# Chapter One: An Acoustics Primer

#### 7. What is amplitude? | Page 2

Amplitude, power and intensity are correlative components of sound over time, area and distance respectively. Below, we will see how these three phenomena correspond.

Amplitude is a measurement of the magnitude of displacement (or maximum disturbance) of a medium from its resting state, as diagrammed in the peak deviation example below. It can also be a measurement of an electrical signal's increased or decreased strength above or below a nominal state. If you are watching your speaker woofer create a minute disturbance of air molecules by moving in and out a fraction of an inch from its resting state, and it suddenly starts moving in and out by several inches, you can assume that the amplitude of the sound pressure wave has increased, because the maximum disturbance of the air molecules has increased. In our discussion, we will try and minimize any confusion between mechanical or electronic measurements of amplitude, and amplitude expressed as an acoustic measure of sound pressure. Since this is an acoustics chapter, let's start with the latter.
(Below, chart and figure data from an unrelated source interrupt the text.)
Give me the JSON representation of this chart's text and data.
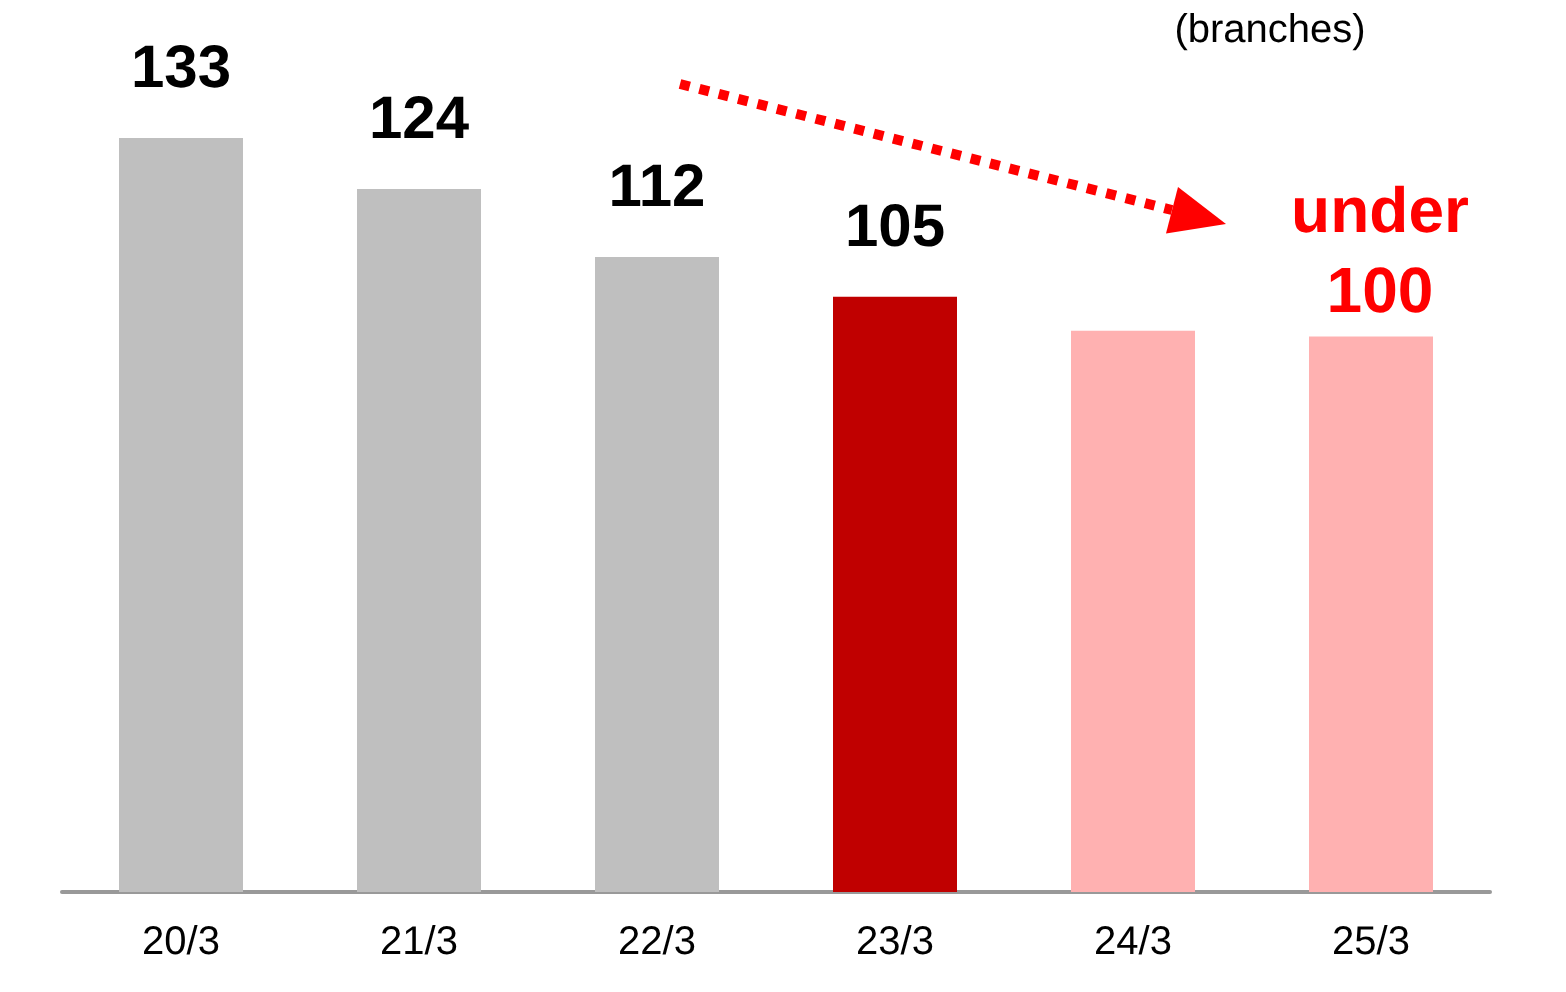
{
  "chart_data": {
    "type": "bar",
    "categories": [
      "20/3",
      "21/3",
      "22/3",
      "23/3",
      "24/3",
      "25/3"
    ],
    "values": [
      133,
      124,
      112,
      105,
      99,
      98
    ],
    "colors": [
      "#bfbfbf",
      "#bfbfbf",
      "#bfbfbf",
      "#c00000",
      "#ffb1b1",
      "#ffb1b1"
    ],
    "value_labels": [
      "133",
      "124",
      "112",
      "105",
      null,
      null
    ],
    "annotations": [
      "(branches)",
      "under 100"
    ]
  }
}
The amplitude of sound pressure is frequently measured in pascals (Pa). One thousand pascals is a kilopascal (kPa). For reference, sea-level air pressure (1 atmosphere) is approximately 100 kPa, close to 15 pounds per square inch, and the pressure measurements we take to express amplitudes are the pressure changes above or below that equilibrium. A micropascal (μPa) is one millionth of a Pascal. ##### Newtons and Pascals

Causing air molecules to move in a particular direction and with a velocity other than their normal state of motion to create a sound pressure wave requires force.
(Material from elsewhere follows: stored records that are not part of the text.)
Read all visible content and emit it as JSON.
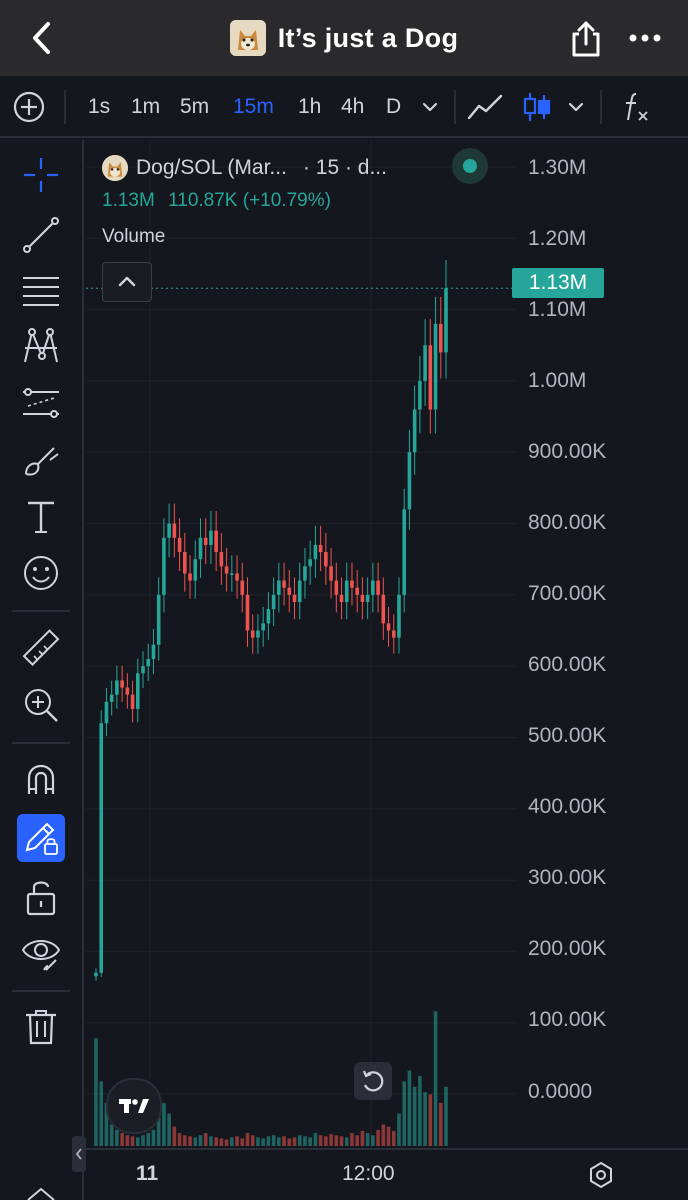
{
  "header": {
    "title": "It’s just a Dog",
    "back_icon": "chevron-left-icon",
    "share_icon": "share-icon",
    "more_icon": "more-horizontal-icon"
  },
  "toolbar": {
    "intervals": [
      "1s",
      "1m",
      "5m",
      "15m",
      "1h",
      "4h",
      "D"
    ],
    "active_interval": "15m",
    "accent_color": "#2962ff"
  },
  "legend": {
    "symbol": "Dog/SOL (Mar...",
    "interval": "· 15 · d...",
    "price": "1.13M",
    "change": "110.87K (+10.79%)",
    "volume_label": "Volume"
  },
  "price_tag": "1.13M",
  "y_axis": [
    "1.30M",
    "1.20M",
    "1.10M",
    "1.00M",
    "900.00K",
    "800.00K",
    "700.00K",
    "600.00K",
    "500.00K",
    "400.00K",
    "300.00K",
    "200.00K",
    "100.00K",
    "0.0000"
  ],
  "x_axis": [
    "11",
    "12:00"
  ],
  "colors": {
    "up": "#26a69a",
    "down": "#ef5350",
    "header_bg": "#2a2a2c",
    "bg": "#15171e"
  },
  "chart_data": {
    "type": "candlestick",
    "title": "Dog/SOL (Mar...",
    "xlabel": "",
    "ylabel": "",
    "ylim": [
      0,
      1300000
    ],
    "x_ticks": [
      "11",
      "12:00"
    ],
    "close": [
      170000,
      520000,
      550000,
      560000,
      580000,
      570000,
      560000,
      540000,
      590000,
      600000,
      610000,
      630000,
      700000,
      780000,
      800000,
      780000,
      760000,
      730000,
      720000,
      750000,
      780000,
      770000,
      790000,
      760000,
      740000,
      730000,
      730000,
      720000,
      700000,
      650000,
      640000,
      650000,
      660000,
      680000,
      700000,
      720000,
      710000,
      700000,
      690000,
      720000,
      740000,
      750000,
      770000,
      760000,
      740000,
      720000,
      700000,
      690000,
      720000,
      710000,
      700000,
      690000,
      700000,
      720000,
      700000,
      660000,
      650000,
      640000,
      700000,
      820000,
      900000,
      960000,
      1000000,
      1050000,
      960000,
      1080000,
      1040000,
      1130000
    ],
    "volume": [
      100000,
      60000,
      40000,
      20000,
      15000,
      12000,
      10000,
      9000,
      8000,
      10000,
      12000,
      15000,
      35000,
      40000,
      30000,
      18000,
      12000,
      10000,
      9000,
      8000,
      10000,
      12000,
      9000,
      8000,
      7000,
      6000,
      8000,
      9000,
      7000,
      12000,
      10000,
      8000,
      7000,
      9000,
      10000,
      8000,
      9000,
      7000,
      8000,
      10000,
      9000,
      8000,
      12000,
      10000,
      9000,
      11000,
      10000,
      9000,
      8000,
      12000,
      10000,
      14000,
      12000,
      10000,
      15000,
      20000,
      18000,
      14000,
      30000,
      60000,
      70000,
      55000,
      65000,
      50000,
      48000,
      125000,
      40000,
      55000
    ]
  }
}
One newton (N) is the amount of force it takes to accelerate a 1-kilogram object by one meter per second per second (m/s2).

One pascal (Pa) is equivalent to the pressure of one newton per square meter (N/m2).
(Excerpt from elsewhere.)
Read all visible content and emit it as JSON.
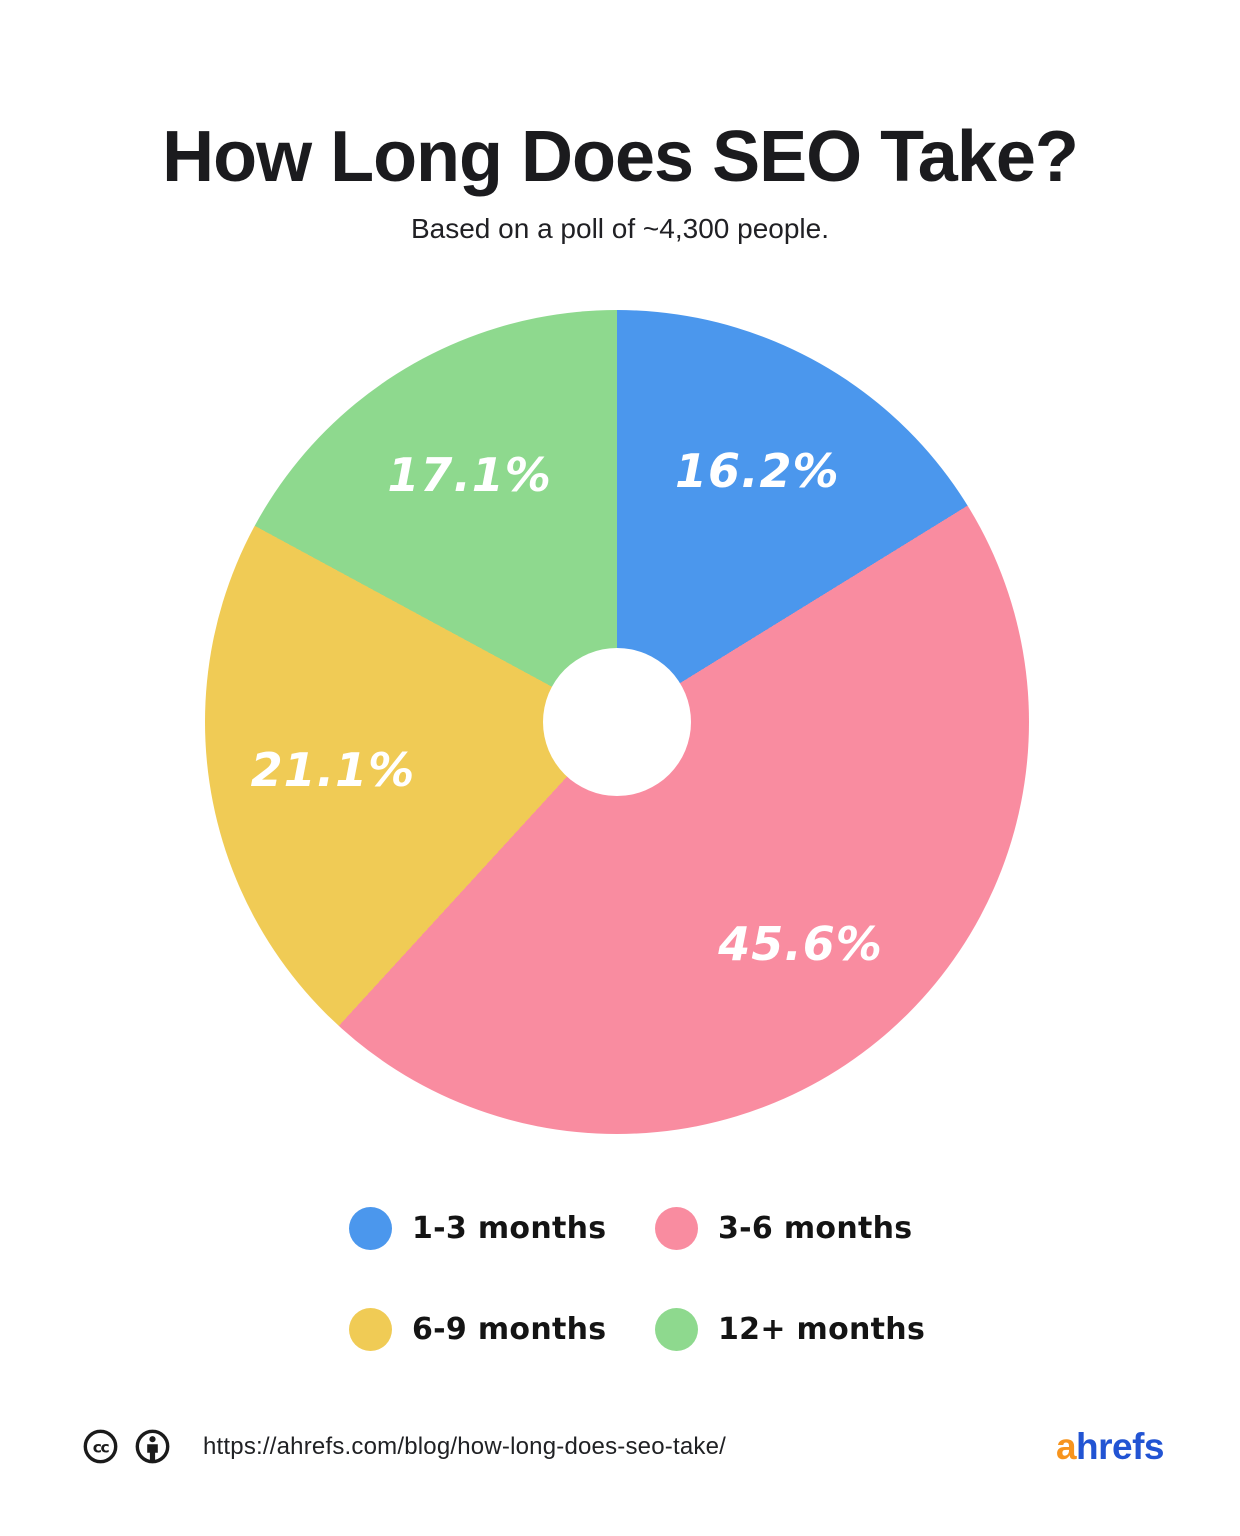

The benchmark threshold of hearing, the smallest perceptible amplitude, is approximately 0.00002 N/m2, or 20μPa for a 1 kHz tone in laboratory conditions. 60 N/m2 (60 Pa) is considered by some to be the threshold of pain, but as we will see, this is also subjective and varies greatly by individual and age. A jack hammer at one meter's distance creates an estimated sound maximum field pressure of 2 Pa, while a jet engine at the same distance creates a maximum pressure of 632 Pa. Normal conversation may be between 0.002 and 0.2 Pa (0.2 Pa being my Aunt Frannie). ##### Peak Deviation

Discussions of amplitude depend largely on measurements of the oscillations in barometric pressure or electrical energy from one extreme (or peak ) to equilibrium and are not normally measured peak to peak (PP). The degree of change above OR below an imaginary center value is referred to as the peak amplitude, or peak deviation , of that waveform.
Some signals may not be symmetrical around a 0-based equilibrium, a characteristic known as DC offset or DC bias. To assess amplitude, the offset is removed before any calculation. Because such an offset may lead to unwanted amplitude-related distortion at high volumes, many audio programs include a DC-offset remover. ##### RMS

If we tried to calculate the average amplitude over time of a sine wave, it would unfortunately equal zero, since it rises and falls symmetrically above and below the zero reference. This would not tell us very much about its amplitude, since low-amplitude and high-amplitude sine waves would appear equivalent. A more meaningful reference has been developed to measure the average amplitude of a wave over time: the root-mean-square or rms method. You may also see the rms measurement applied to the power output of an amplifier.
The rms value of a waveform represents a squaring of the instantaneous amplitude for each point in time (or a sufficient number of equally spaced points) of a waveform, calculating the average (arithmetic mean) of those values, and finally taking the square root of this average.

Example: The rms of a sine wave with a hypothetical peak-to-peak value of –1 to 1 will be 0.707. This can be used to extrapolate that:
Any sine wave rms amplitude = 0.707 x peak amplitude.
Peak amplitude = 1.414 x rms amplitude.

How does this work? If we took 4 equally-spaced samples of a sine wave with an amplitude of 1, we would get 0, 1, 0, -1. Squaring each we get 0,1,0,1. We then take the arithmetic average to get .5. We then take the square root of .5 and get an approximate rms of 0.707.

To get the rms of a sine wave with an amplitude of 3 with 4 sample values, we would first get 0,3,0,-3 sample values. When each is squared (0,9,0,9) and then averaged (18/4), we'd get 4.5, and when we take the square root of 4.5, we'd get an rms of ~2.12. Note this is the same as multiplying the sine wave's amplitude (3) by the 0.707 rms of a 1-amp sine wave.

An ideal square wave's rms would equal its peak amplitude, since the wave is always at one peak or the other. Example: A square wave with a peak amplitude of 1 would have samples of 1, 1, -1, -1; when squared, averaged and sq root'ed, the wave would have an rms value of 1 as well as a peak amp of 1.